Court Opinion

ID: 9466629
Source: CourtListenerOpinion
Date Created: 2023-08-05 01:21:22.619677+00
Date Added: 2024-06-11T17:39:50.329673
License: Public Domain

MERRILL, Circuit Judge,
dissenting:
I dissent.
If Mason invested money with Lancelle under an agreement whereby he was to share profits resulting solely from the managerial or entrepreneurial efforts of Lancelle, then, under SEC v. W. J. Howey Co., 328 U.S. 293, 301, 66 S.Ct. 1100, 1104, 90 L.Ed. 1244 (1946),1 the interest of Mason constituted an investment contract and a security. The record here seems to me amply to establish that such was the agreement between Mason and Unkeless. If, because of technical failure to comply with state law, a limited partnership did not result, that would not operate to modify the agreement by giving Mason any managerial voice in the enterprise and would have nothing to do with the Howey test.
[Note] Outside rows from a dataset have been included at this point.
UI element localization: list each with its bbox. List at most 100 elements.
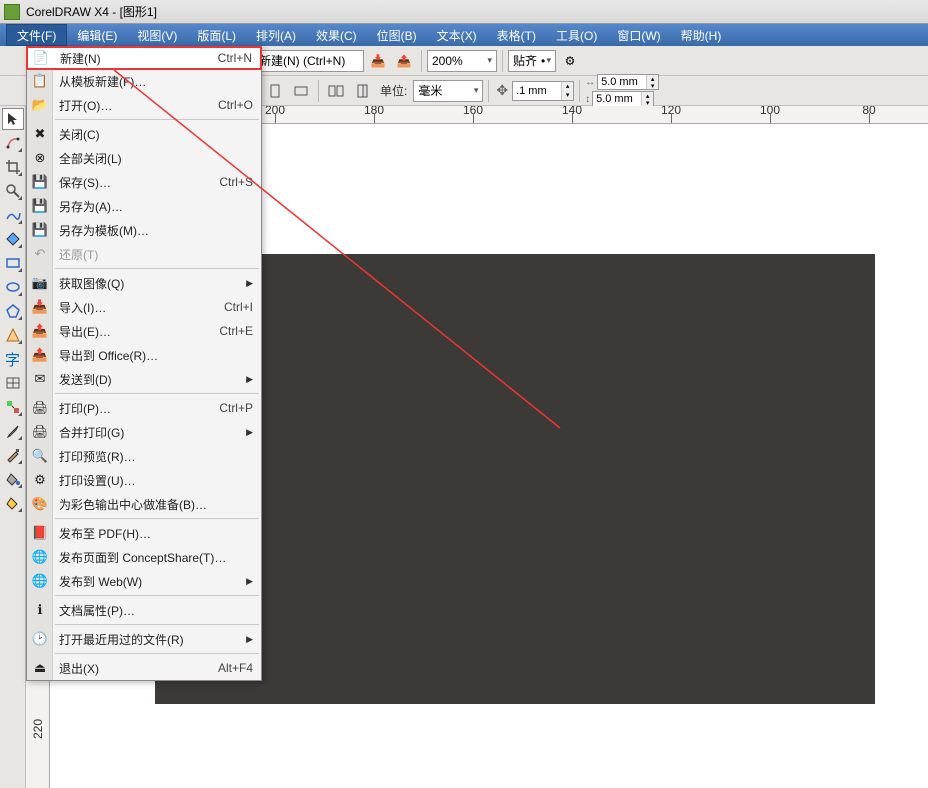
smart-fill-tool[interactable] [2,228,24,250]
fill-tool[interactable] [2,468,24,490]
open-icon: 📂 [31,96,49,114]
file-menu-item[interactable]: 🕑打开最近用过的文件(R)▶ [27,627,261,651]
pubweb-icon: 🌐 [31,572,49,590]
menu-tools[interactable]: 工具(O) [546,24,607,46]
menu-window[interactable]: 窗口(W) [607,24,670,46]
menu-separator [55,595,259,596]
print-icon: 🖨 [31,399,49,417]
menu-item-label: 导出(E)… [59,323,111,340]
file-menu-item[interactable]: 💾保存(S)…Ctrl+S [27,170,261,194]
basic-shapes-tool[interactable] [2,324,24,346]
polygon-tool[interactable] [2,300,24,322]
menu-item-label: 关闭(C) [59,126,100,143]
file-menu-item[interactable]: 📄新建(N)Ctrl+N [26,46,262,70]
file-menu-item[interactable]: 💾另存为(A)… [27,194,261,218]
rectangle-tool[interactable] [2,252,24,274]
page-single-button[interactable] [350,79,374,103]
menu-item-label: 文档属性(P)… [59,602,135,619]
file-menu-item[interactable]: 📷获取图像(Q)▶ [27,271,261,295]
new-hint-box[interactable]: 新建(N) (Ctrl+N) [254,50,364,72]
file-menu-item[interactable]: ℹ文档属性(P)… [27,598,261,622]
revert-icon: ↶ [31,245,49,263]
menu-arrange[interactable]: 排列(A) [246,24,306,46]
menu-item-label: 打印预览(R)… [59,448,136,465]
outline-tool[interactable] [2,444,24,466]
portrait-button[interactable] [263,79,287,103]
canvas-background [155,254,875,704]
file-menu-item[interactable]: ⚙打印设置(U)… [27,468,261,492]
file-menu-item[interactable]: ⏏退出(X)Alt+F4 [27,656,261,680]
file-menu-item[interactable]: 🖨合并打印(G)▶ [27,420,261,444]
menu-table[interactable]: 表格(T) [487,24,546,46]
menu-item-label: 合并打印(G) [59,424,124,441]
zoom-combo[interactable]: 200%▾ [427,50,497,72]
menu-help[interactable]: 帮助(H) [671,24,732,46]
menu-layout[interactable]: 版面(L) [187,24,246,46]
eyedropper-tool[interactable] [2,420,24,442]
menu-item-label: 发布至 PDF(H)… [59,525,151,542]
menu-item-label: 导入(I)… [59,299,106,316]
file-menu-item[interactable]: 🌐发布页面到 ConceptShare(T)… [27,545,261,569]
menu-bitmaps[interactable]: 位图(B) [367,24,427,46]
separator [318,80,319,102]
file-menu-dropdown: 📄新建(N)Ctrl+N📋从模板新建(F)…📂打开(O)…Ctrl+O ✖关闭(C… [26,46,262,681]
table-tool[interactable] [2,372,24,394]
menu-item-label: 打印(P)… [59,400,111,417]
menu-text[interactable]: 文本(X) [427,24,487,46]
file-menu-item[interactable]: ✉发送到(D)▶ [27,367,261,391]
file-menu-item[interactable]: 🎨为彩色输出中心做准备(B)… [27,492,261,516]
zoom-tool[interactable] [2,180,24,202]
crop-tool[interactable] [2,156,24,178]
acquire-icon: 📷 [31,274,49,292]
dup-x-input[interactable]: ▴▾ [597,74,659,90]
unit-combo[interactable]: 毫米▾ [413,80,483,102]
import-button[interactable]: 📥 [366,49,390,73]
options-button[interactable]: ⚙ [558,49,582,73]
menu-view[interactable]: 视图(V) [127,24,187,46]
file-menu-item[interactable]: 💾另存为模板(M)… [27,218,261,242]
file-menu-item[interactable]: 📤导出到 Office(R)… [27,343,261,367]
file-menu-item[interactable]: 🌐发布到 Web(W)▶ [27,569,261,593]
menu-edit[interactable]: 编辑(E) [67,24,127,46]
printsetup-icon: ⚙ [31,471,49,489]
file-menu-item[interactable]: 📥导入(I)…Ctrl+I [27,295,261,319]
toolbox: 字 [0,106,26,788]
submenu-arrow-icon: ▶ [246,374,253,385]
file-menu-item[interactable]: 📕发布至 PDF(H)… [27,521,261,545]
shape-tool[interactable] [2,132,24,154]
file-menu-item[interactable]: 📋从模板新建(F)… [27,69,261,93]
printpreview-icon: 🔍 [31,447,49,465]
text-tool[interactable]: 字 [2,348,24,370]
file-menu-item[interactable]: 📂打开(O)…Ctrl+O [27,93,261,117]
export-icon: 📤 [31,322,49,340]
snap-combo[interactable]: 贴齐 •▾ [508,50,556,72]
menu-file[interactable]: 文件(F) [6,24,67,46]
file-menu-item[interactable]: ✖关闭(C) [27,122,261,146]
menu-shortcut: Ctrl+P [219,401,253,415]
interactive-tool[interactable] [2,396,24,418]
dup-x-icon: ↔ [585,77,595,88]
menu-effects[interactable]: 效果(C) [306,24,367,46]
page-all-button[interactable] [324,79,348,103]
dup-y-input[interactable]: ▴▾ [592,91,654,107]
nudge-icon: ✥ [496,82,508,99]
nudge-input[interactable]: ▴▾ [512,81,574,101]
freehand-tool[interactable] [2,204,24,226]
menu-shortcut: Ctrl+N [218,51,252,65]
pubcs-icon: 🌐 [31,548,49,566]
pick-tool[interactable] [2,108,24,130]
import-icon: 📥 [31,298,49,316]
landscape-button[interactable] [289,79,313,103]
menu-item-label: 退出(X) [59,660,99,677]
file-menu-item[interactable]: 🔍 打印预览(R)… [27,444,261,468]
ellipse-tool[interactable] [2,276,24,298]
file-menu-item[interactable]: 📤导出(E)…Ctrl+E [27,319,261,343]
menu-separator [55,393,259,394]
file-menu-item[interactable]: ⊗全部关闭(L) [27,146,261,170]
file-menu-item[interactable]: 🖨 打印(P)… Ctrl+P [27,396,261,420]
interactive-fill-tool[interactable] [2,492,24,514]
exit-icon: ⏏ [31,659,49,677]
export-button[interactable]: 📤 [392,49,416,73]
dup-y-icon: ↕ [585,94,590,105]
exportoffice-icon: 📤 [31,346,49,364]
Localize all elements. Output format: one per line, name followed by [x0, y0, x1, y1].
If the complaint filed by Mason failed sufficiently to allege that Unkeless’s inducement was directed to such an arrangement, and thus to investment in a security, then an opportunity to amend would seem appropriate.
The basic questions presented by this case, in my view, are whether Mason, in truth, was induced by Unkeless through the conversation in question to enter into an investment contract with Lancelle, and whether he relied to his detriment upon Unkeless’s failure to make full disclosure of his connection with Lancelle. These questions were never reached by the district court. I would remand for further proceedings so that they could be reached.

. Recently reaffirmed in International Brotherhood of Teamsters v. Daniel, 439 U.S. 551, 99 S.Ct. 790, 58 L.Ed.2d 808 (1979).